[Osmf-talk] [OSM-talk] LCCWG Moderation Subcommittee holding public discussions on Etiquette Guidelines

stevea steveaOSM at softworkers.com
Thu Aug 26 21:26:55 UTC 2021


There are dozens, perhaps a hundred or more, separate (though almost always mutually-intelligible) dialects of English.  For better or worse, English is the language that OSM has chosen for much of its dialog and official proceedings, although other languages are certainly afforded their full stature when/as/how it makes sense to do so (more-local talk pages, Carto place-name display, many more contexts within OSM).  That being said, I when writing for very, VERY worldwide audiences where English is a second (third...) language for those reading it, running text through a comparator of Simple English (SE) could be helpful.  To the best of my knowledge, Google Translate doesn't do this, perhaps there are other tools that do.  DeepL?

As noted, the results can and often do sound quite stilted to native English speakers, but they will be much more comfortable for English-as-a-second-language speakers/readers.  Obviously, sometimes quite-complex subjects will refuse to be shoehorned into SE and that's simply the way it is.  But the sentence structure simplifications that SE insists upon can be utilized nearly universally and truly do simplify the written word.  The spoken word, too, as the Voice of America broadcasts some SE transmissions via radio, both for learning English and increasing comprehension.  I believe OSM can find a happy medium of streamlining complex sentence structures, moderate "vocabulary flattening" (this will necessarily be limited given often quite complex, technical topics) and outright "stripped down" translation, which isn't appropriate.

I say this not to further promulgate English as a "universal language" (it isn't, but it does have a unique place in the world today as a "lingua franca").  I say this as a suggestion to explore SE as a useful tool to further increase comprehension in our written documentation.  Something as simple as fairly strict subject-verb-object ordering in sentence structure can go a long way for non-native speakers understanding written English.

Perhaps an exploratory committee can look into the feasibility of this, as well as the wider, more-and-more-often germane topic of formalizing the use of additional languages in OSM's more official contexts besides English.  The UN has been doing this for years, and OSM is at least as "international" as the UN, if not more so (is that even possible?!)  Our budget is smaller, perhaps we "start small" climbing this mountain, keeping a lofty summit (SE?, two, three additional languages?) in sight over the longer-term.
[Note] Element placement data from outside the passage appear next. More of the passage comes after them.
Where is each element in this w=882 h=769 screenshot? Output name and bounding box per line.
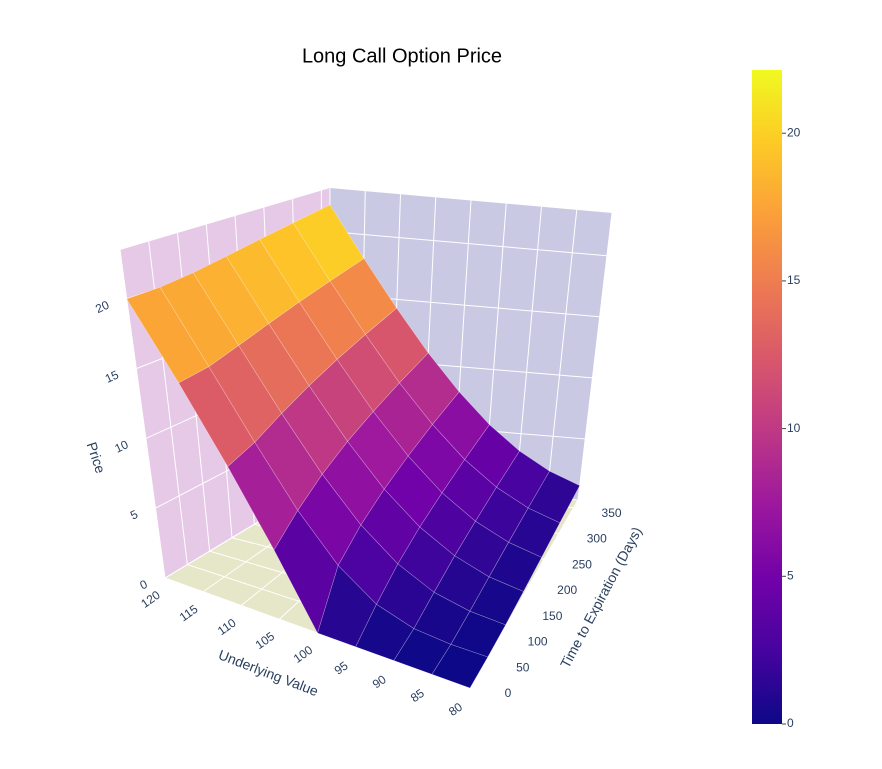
- chart-title: Long Call Option Price: [302, 45, 502, 67]
- z-tick-label: 15: [103, 367, 121, 385]
- y-tick-label: 50: [516, 660, 530, 674]
- x-tick-label: 110: [215, 615, 239, 638]
- colorbar-tick-label: 10: [787, 421, 801, 435]
- grid-line: [119, 249, 166, 579]
- z-tick-label: 5: [128, 507, 140, 523]
- colorbar-tick-label: 5: [787, 568, 794, 582]
- x-tick-label: 85: [408, 686, 427, 705]
- z-axis-title: Price: [84, 440, 109, 475]
- y-tick-label: 150: [542, 609, 562, 623]
- x-tick-label: 105: [253, 629, 278, 652]
- colorbar-tick-label: 15: [787, 273, 801, 287]
- grid-line: [546, 209, 578, 498]
- surface-cell: [259, 222, 331, 303]
- grid-line: [329, 230, 607, 257]
- grid-line: [469, 499, 579, 689]
- x-tick-label: 115: [177, 602, 201, 625]
- y-tick-label: 200: [557, 583, 577, 597]
- x-tick-label: 80: [446, 700, 465, 719]
- y-tick-label: 350: [602, 506, 622, 520]
- z-tick-label: 20: [93, 298, 111, 316]
- grid-line: [577, 212, 613, 501]
- z-tick-label: 0: [138, 577, 150, 593]
- colorbar-tick-label: 0: [787, 716, 794, 730]
- grid-line: [515, 206, 542, 496]
- y-tick-label: 100: [528, 635, 548, 649]
- colorbar: [752, 70, 782, 724]
- x-tick-label: 100: [291, 643, 316, 666]
- y-tick-label: 0: [505, 686, 512, 700]
- scene: [119, 187, 613, 689]
- y-tick-label: 300: [587, 532, 607, 546]
- y-tick-label: 250: [572, 557, 592, 571]
- x-tick-label: 90: [370, 672, 389, 691]
- y-axis-title: Time to Expiration (Days): [557, 524, 645, 671]
- colorbar-tick-label: 20: [787, 125, 801, 139]
- x-tick-label: 95: [332, 658, 351, 677]
- surface-cell: [126, 286, 210, 384]
- z-tick-label: 10: [112, 437, 130, 455]
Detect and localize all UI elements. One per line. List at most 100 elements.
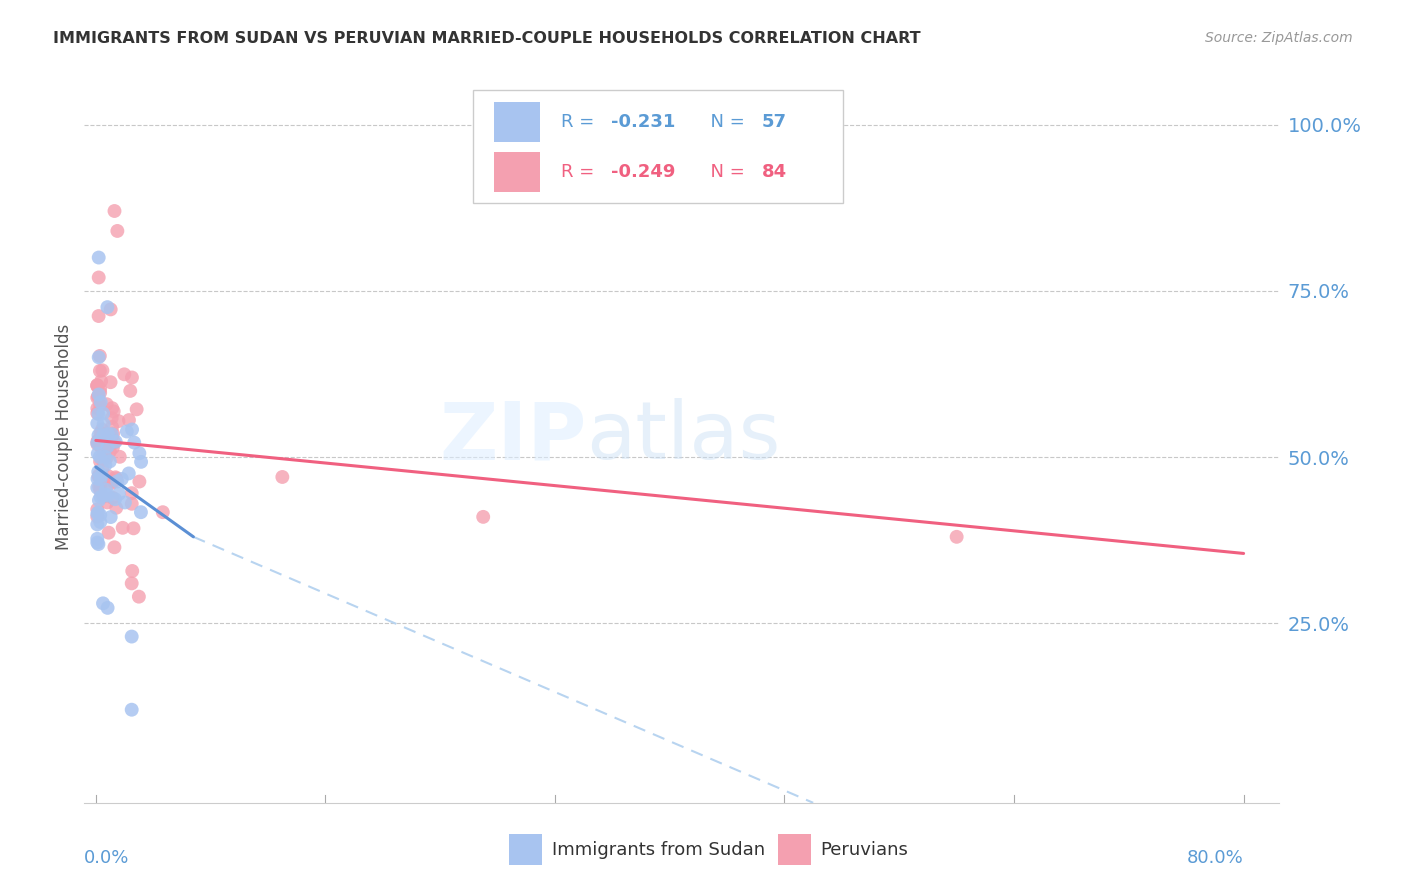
Point [89, 479, 111, 493]
Point [86, 436, 108, 450]
Point [87, 447, 110, 461]
Point [86, 507, 108, 521]
Point [87, 407, 110, 421]
Point [120, 384, 142, 398]
Point [152, 505, 174, 519]
Point [97, 440, 120, 454]
Point [86, 481, 108, 495]
Text: Immigrants from Sudan: Immigrants from Sudan [551, 841, 765, 859]
Text: R =: R = [561, 113, 600, 131]
Point [87, 251, 110, 265]
Text: -0.231: -0.231 [612, 113, 676, 131]
Point [100, 302, 122, 317]
Point [87, 480, 110, 494]
Point [97, 440, 120, 454]
Point [87, 537, 110, 551]
Point [101, 491, 124, 505]
Point [86, 417, 108, 431]
Point [96, 495, 118, 509]
Point [94, 483, 117, 497]
Point [91, 428, 114, 442]
Point [90, 440, 112, 454]
Point [86, 517, 108, 532]
Point [86, 378, 108, 392]
Point [121, 703, 143, 717]
Text: 57: 57 [762, 113, 787, 131]
Y-axis label: Married-couple Households: Married-couple Households [55, 324, 73, 550]
Point [91, 435, 114, 450]
Point [121, 370, 143, 384]
Point [105, 475, 128, 489]
Point [89, 382, 111, 396]
Point [86, 532, 108, 546]
Point [97, 469, 120, 483]
Point [108, 487, 131, 501]
Point [112, 368, 135, 382]
Point [97, 436, 120, 450]
Point [91, 427, 114, 442]
Text: R =: R = [561, 163, 600, 181]
Point [97, 489, 120, 503]
Point [86, 434, 108, 449]
Point [93, 417, 115, 431]
Point [86, 406, 108, 420]
FancyBboxPatch shape [472, 90, 844, 203]
Point [121, 486, 143, 500]
Text: ZIP: ZIP [439, 398, 586, 476]
Text: Source: ZipAtlas.com: Source: ZipAtlas.com [1205, 31, 1353, 45]
Text: atlas: atlas [586, 398, 780, 476]
Point [125, 402, 148, 417]
Point [91, 406, 114, 420]
Point [945, 530, 967, 544]
Bar [509, 834, 543, 865]
Point [129, 455, 152, 469]
Point [115, 425, 138, 439]
Point [94, 458, 117, 472]
Point [129, 505, 152, 519]
Point [87, 351, 110, 365]
Text: N =: N = [699, 163, 751, 181]
Bar [778, 834, 811, 865]
Point [89, 385, 111, 400]
Point [86, 378, 108, 392]
Point [103, 404, 125, 418]
Point [96, 300, 118, 314]
Point [271, 470, 294, 484]
Point [97, 600, 120, 615]
Point [104, 434, 127, 449]
Point [91, 423, 114, 437]
Point [86, 379, 108, 393]
Point [122, 521, 145, 535]
Point [91, 490, 114, 504]
Point [87, 468, 110, 483]
Point [91, 363, 114, 377]
Point [104, 470, 127, 484]
Point [100, 476, 122, 491]
Text: -0.249: -0.249 [612, 163, 676, 181]
Point [101, 441, 124, 455]
Point [89, 483, 111, 498]
Point [89, 398, 111, 412]
Point [90, 451, 112, 466]
Point [105, 472, 128, 486]
Point [121, 423, 143, 437]
Point [96, 450, 118, 465]
Point [111, 472, 134, 486]
Point [103, 204, 125, 219]
Point [86, 509, 108, 524]
Point [89, 472, 111, 486]
Point [86, 437, 108, 451]
Point [86, 472, 108, 486]
Point [87, 465, 110, 479]
Point [472, 509, 495, 524]
Point [87, 389, 110, 403]
Point [107, 414, 129, 428]
Bar [495, 152, 540, 192]
Point [89, 490, 111, 504]
Point [101, 426, 124, 441]
Point [90, 468, 112, 483]
Point [101, 420, 124, 434]
Point [103, 435, 125, 450]
Point [96, 397, 118, 411]
Point [100, 510, 122, 524]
> On Aug 26, 2021, at 12:32 PM, Amanda McCann <amanda at technomancy.org> wrote:
> 
> Hiya all, 
> 
> I have seen this complaint a few times now. I think there are 2 problems. (i) uncommon "technical" words (aka jargon) and (ii) metaphors and idioms.
> 
> e.g. “to dead name [somebody]” is an new English verb which means to refer to a transgender person using their old name. Sometimes people do it deliberately, in order to misgender a transgender person. “to misgender” is another new verb (which isn't even in my Firefox's spellchecker!), which means to call someone the wrong gender. Other examples “innuendo”, “intimidation”, “retaliation”. For all of these words, one can write a dictionary entry, one can define them. Those words are in normal dictionaries. These are useful words with specific meanings. We could write a dictionary for these words, if that would help. It is good to have these technical words. If we do not include those specific words, then (to keep the same meaning) we will have to have very long sentences, or use simplier words that don't mean the same thing. In English this type of specialist langauge is called “jargon” (which also has negative meanings).
> 
> This is not just unique to non-native English speakers. Different dialects of English have different meanings. I'm a native speaker of Hiberno English, and had some of the words from the mod subcttee (et al.) mean different things, like “town hall”, ”biweekly”, or “through [time period]”.
> 
> (ii) Metaphors, and idioms, are different. e.g. “X is the lifeblood of Y”. These can be hard to non-native speakers to understand. I often use metaphors & idioms. I am trying to do that less, in order to be understood better. Unfortunately, the best way to do this, is to write very simple sentences. One must write like a robot. The language that comes out, sounds cold, and unfriendly, and distant. This can be hard for native speakers, because one wants to sound friendly, and nice, and happy. But it can be good to write clearly.
> 
> 
> On Tue, 24 Aug 2021 23:34 +02:00, Darafei Praliaskouski via talk <talk at openstreetmap.org> wrote:
>> Hello,
>> 
>> I welcome the intent of guidelines.
>> 
>> As non-native speaker, I see some words not being part of my active vocabulary:
>> 
>> - see facial expression, hear tone or see other cues - the word "cue"
>> - are part of the lifeblood of a successful project - the word 
>> "lifeblood"
>> - including deliberate intimidation or harassment - the word 
>> "intimidation"
>> - such as retaliation, personal insults, dead-naming, or innuendo. - 
>> words "retaliation", "innuendo". "dead-naming" I know but can foresee 
>> that it's not very widely known around my area.
>> 
>> It will help others if the grammar structure of text is simplified.